If your credit card balance becomes too high or you need a large down payment for a home, the money in your retirement account can look like the perfect solution to your problem. But before jumping in, it’s a good idea to consider the whole picture. The pluses of withdrawing the money are obvious: you get your credit card paid off or you can get the home you want. But what are the negatives to taking money from your 401(k)?

One major drawback is that many plans contain provisions that prohibit you and your employer from making new contributions to your plan until you repay the loan or for up to 12 months after you take out the loan. This means that you cannot save for retirement during the time you are repaying the loan (which may take years) or at least for the year in which contributions are prohibited.

The effects of suspended contributions and the lost earnings and tax-free compounding that you could have earned on the money you borrowed can add up to far more than expected.

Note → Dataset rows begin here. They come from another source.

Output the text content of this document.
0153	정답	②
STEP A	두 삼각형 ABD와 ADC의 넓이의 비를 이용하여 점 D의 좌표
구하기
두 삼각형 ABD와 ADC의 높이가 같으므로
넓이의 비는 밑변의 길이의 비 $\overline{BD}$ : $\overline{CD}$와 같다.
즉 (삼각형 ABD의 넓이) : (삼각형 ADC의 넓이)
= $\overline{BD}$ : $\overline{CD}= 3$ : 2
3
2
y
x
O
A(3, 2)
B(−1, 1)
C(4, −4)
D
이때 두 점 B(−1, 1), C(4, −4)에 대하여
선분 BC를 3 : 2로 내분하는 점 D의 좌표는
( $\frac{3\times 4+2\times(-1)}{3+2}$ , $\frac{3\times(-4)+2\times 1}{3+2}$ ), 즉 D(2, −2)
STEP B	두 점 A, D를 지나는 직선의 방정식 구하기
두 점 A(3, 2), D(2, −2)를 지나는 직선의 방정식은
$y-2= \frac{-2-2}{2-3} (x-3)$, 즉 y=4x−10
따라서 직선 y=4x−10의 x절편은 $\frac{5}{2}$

Often a 401(k) loan has an interest rate of one to two percentage points above the prime interest rate. This may seem better than paying a higher interest rate to a bank for a loan, but you are also forfeiting the potential earnings that money could be making if left in the plan.

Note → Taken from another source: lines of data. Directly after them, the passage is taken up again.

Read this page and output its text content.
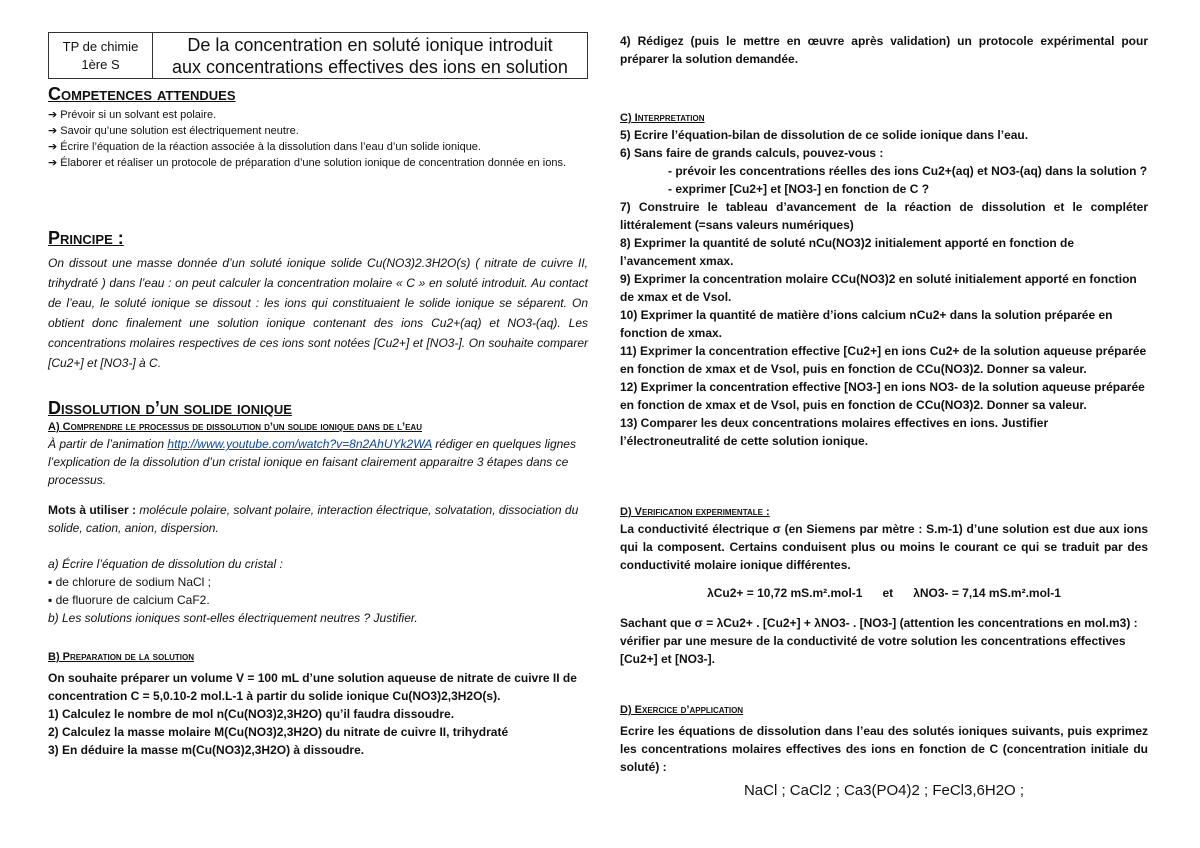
TP de chimie
1ère S
De la concentration en soluté ionique introduit
aux concentrations effectives des ions en solution

Competences attendues

➔ Prévoir si un solvant est polaire.

➔ Savoir qu’une solution est électriquement neutre.

➔ Écrire l’équation de la réaction associée à la dissolution dans l’eau d’un solide ionique.

➔ Élaborer et réaliser un protocole de préparation d’une solution ionique de concentration donnée en ions.

Principe :

On dissout une masse donnée d’un soluté ionique solide Cu(NO3)2.3H2O(s) ( nitrate de cuivre II, trihydraté ) dans l’eau : on peut calculer la concentration molaire « C » en soluté introduit. Au contact de l’eau, le soluté ionique se dissout : les ions qui constituaient le solide ionique se séparent. On obtient donc finalement une solution ionique contenant des ions Cu2+(aq) et NO3-(aq). Les concentrations molaires respectives de ces ions sont notées [Cu2+] et [NO3-]. On souhaite comparer [Cu2+] et [NO3-] à C.

Dissolution d’un solide ionique

A) Comprendre le processus de dissolution d’un solide ionique dans de l’eau

À partir de l’animation http://www.youtube.com/watch?v=8n2AhUYk2WA rédiger en quelques lignes l’explication de la dissolution d’un cristal ionique en faisant clairement apparaitre 3 étapes dans ce processus.

Mots à utiliser : molécule polaire, solvant polaire, interaction électrique, solvatation, dissociation du solide, cation, anion, dispersion.

a) Écrire l’équation de dissolution du cristal :

▪ de chlorure de sodium NaCl ;

▪ de fluorure de calcium CaF2.

b) Les solutions ioniques sont-elles électriquement neutres ? Justifier.

B) Preparation de la solution

On souhaite préparer un volume V = 100 mL d’une solution aqueuse de nitrate de cuivre II de concentration C = 5,0.10-2 mol.L-1 à partir du solide ionique Cu(NO3)2,3H2O(s).

1) Calculez le nombre de mol n(Cu(NO3)2,3H2O) qu’il faudra dissoudre.

2) Calculez la masse molaire M(Cu(NO3)2,3H2O) du nitrate de cuivre II, trihydraté

3) En déduire la masse m(Cu(NO3)2,3H2O) à dissoudre.

4) Rédigez (puis le mettre en œuvre après validation) un protocole expérimental pour préparer la solution demandée.

C) Interpretation

5) Ecrire l’équation-bilan de dissolution de ce solide ionique dans l’eau.

6) Sans faire de grands calculs, pouvez-vous :

- prévoir les concentrations réelles des ions Cu2+(aq) et NO3-(aq) dans la solution ?

- exprimer [Cu2+] et [NO3-] en fonction de C ?

7) Construire le tableau d’avancement de la réaction de dissolution et le compléter littéralement (=sans valeurs numériques)

8) Exprimer la quantité de soluté nCu(NO3)2 initialement apporté en fonction de l’avancement xmax.

9) Exprimer la concentration molaire CCu(NO3)2 en soluté initialement apporté en fonction de xmax et de Vsol.

10) Exprimer la quantité de matière d’ions calcium nCu2+ dans la solution préparée en fonction de xmax.

11) Exprimer la concentration effective [Cu2+] en ions Cu2+ de la solution aqueuse préparée en fonction de xmax et de Vsol, puis en fonction de CCu(NO3)2. Donner sa valeur.

12) Exprimer la concentration effective [NO3-] en ions NO3- de la solution aqueuse préparée en fonction de xmax et de Vsol, puis en fonction de CCu(NO3)2. Donner sa valeur.

13) Comparer les deux concentrations molaires effectives en ions. Justifier l’électroneutralité de cette solution ionique.

D) Verification experimentale :

La conductivité électrique σ (en Siemens par mètre : S.m-1) d’une solution est due aux ions qui la composent. Certains conduisent plus ou moins le courant ce qui se traduit par des conductivité molaire ionique différentes.

λCu2+ = 10,72 mS.m².mol-1 et λNO3- = 7,14 mS.m².mol-1

Sachant que σ = λCu2+ . [Cu2+] + λNO3- . [NO3-] (attention les concentrations en mol.m3) : vérifier par une mesure de la conductivité de votre solution les concentrations effectives [Cu2+] et [NO3-].

D) Exercice d’application

Ecrire les équations de dissolution dans l’eau des solutés ioniques suivants, puis exprimez les concentrations molaires effectives des ions en fonction de C (concentration initiale du soluté) :

NaCl ; CaCl2 ; Ca3(PO4)2 ; FeCl3,6H2O ;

Another point to consider is that if your loan does not meet specific requirements, it could be treated as a premature distribution for tax purposes. Some of these requirements are that the loan must be repaid within five years (with the exception of a loan for a first-time home purchase), repayments must be made at least every quarter, and if you leave or lose your job you must repay the loan within 60 days. If these requirements are not met, the IRS treats the outstanding loan balance as a premature distribution, incurring a 10% penalty and taxed as regular income.

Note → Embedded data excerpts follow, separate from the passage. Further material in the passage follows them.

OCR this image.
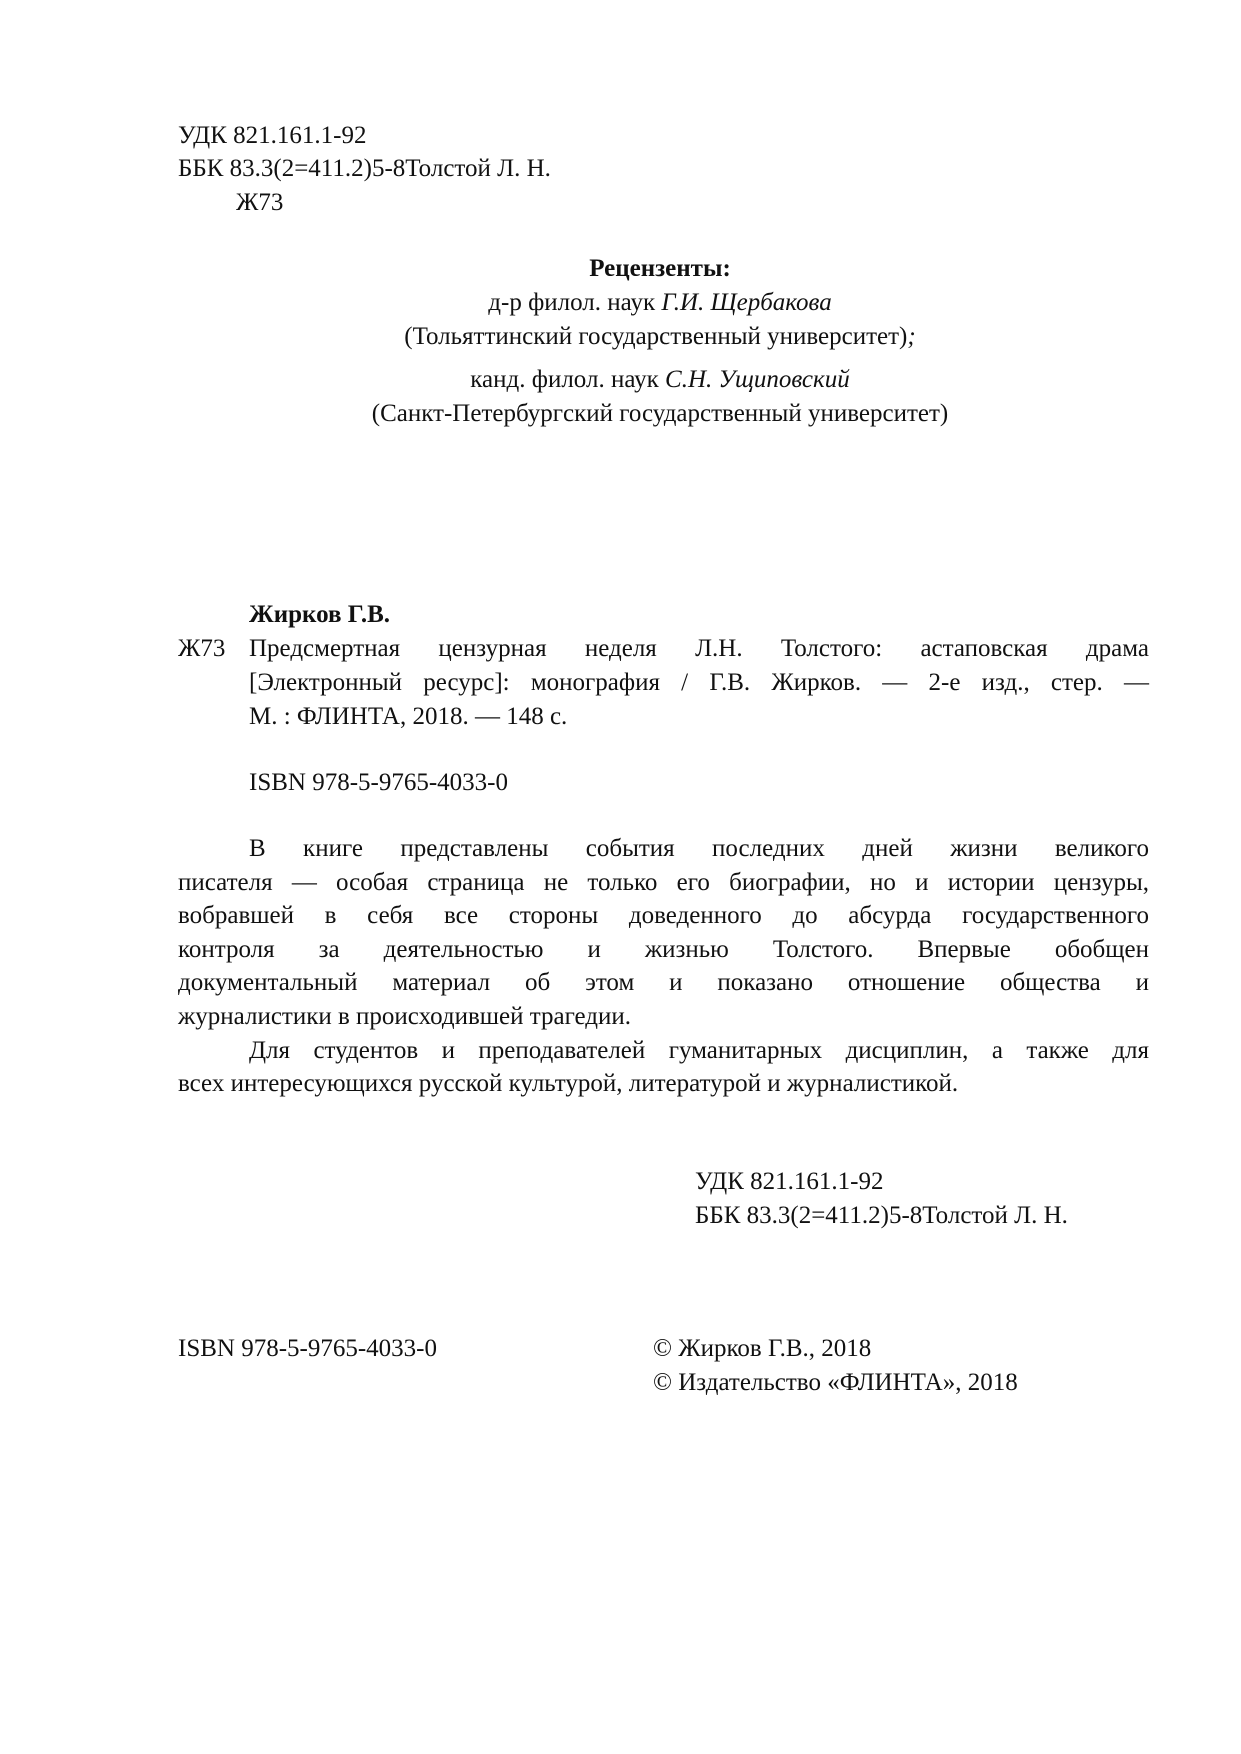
УДК 821.161.1-92
ББК 83.3(2=411.2)5-8Толстой Л. Н.
Ж73
Рецензенты:
д-р филол. наук Г.И. Щербакова
(Тольяттинский государственный университет);
канд. филол. наук С.Н. Ущиповский
(Санкт-Петербургский государственный университет)
Жирков Г.В.
Ж73 Предсмертная цензурная неделя Л.Н. Толстого: астаповская драма
[Электронный ресурс]: монография / Г.В. Жирков. — 2-е изд., стер. —
М. : ФЛИНТА, 2018. — 148 с.
ISBN 978-5-9765-4033-0
В книге представлены события последних дней жизни великого
писателя — особая страница не только его биографии, но и истории цензуры,
вобравшей в себя все стороны доведенного до абсурда государственного
контроля за деятельностью и жизнью Толстого. Впервые обобщен
документальный материал об этом и показано отношение общества и
журналистики в происходившей трагедии.
Для студентов и преподавателей гуманитарных дисциплин, а также для
всех интересующихся русской культурой, литературой и журналистикой.
УДК 821.161.1-92
ББК 83.3(2=411.2)5-8Толстой Л. Н.
ISBN 978-5-9765-4033-0	© Жирков Г.В., 2018
© Издательство «ФЛИНТА», 2018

This brings up the third point to consider: potential double taxation. The interest you pay on the loan is money taken from your paycheck after taxes. This means that the money you pay yourself interest with is taxed in your paycheck currently, then again later with it is distributed to you from the plan in retirement as ordinary income.

How much can you borrow?
So how much can you borrow from your 401(k)? In general, you are limited to 50 percent of the value of your vested benefit or $50,000, whichever is less, although you may take a loan up to $10,000 even if it is more than one-half of the present value of your vested accrued benefit. The interest you pay on the loan is not deductible, but you will remain vested in your account.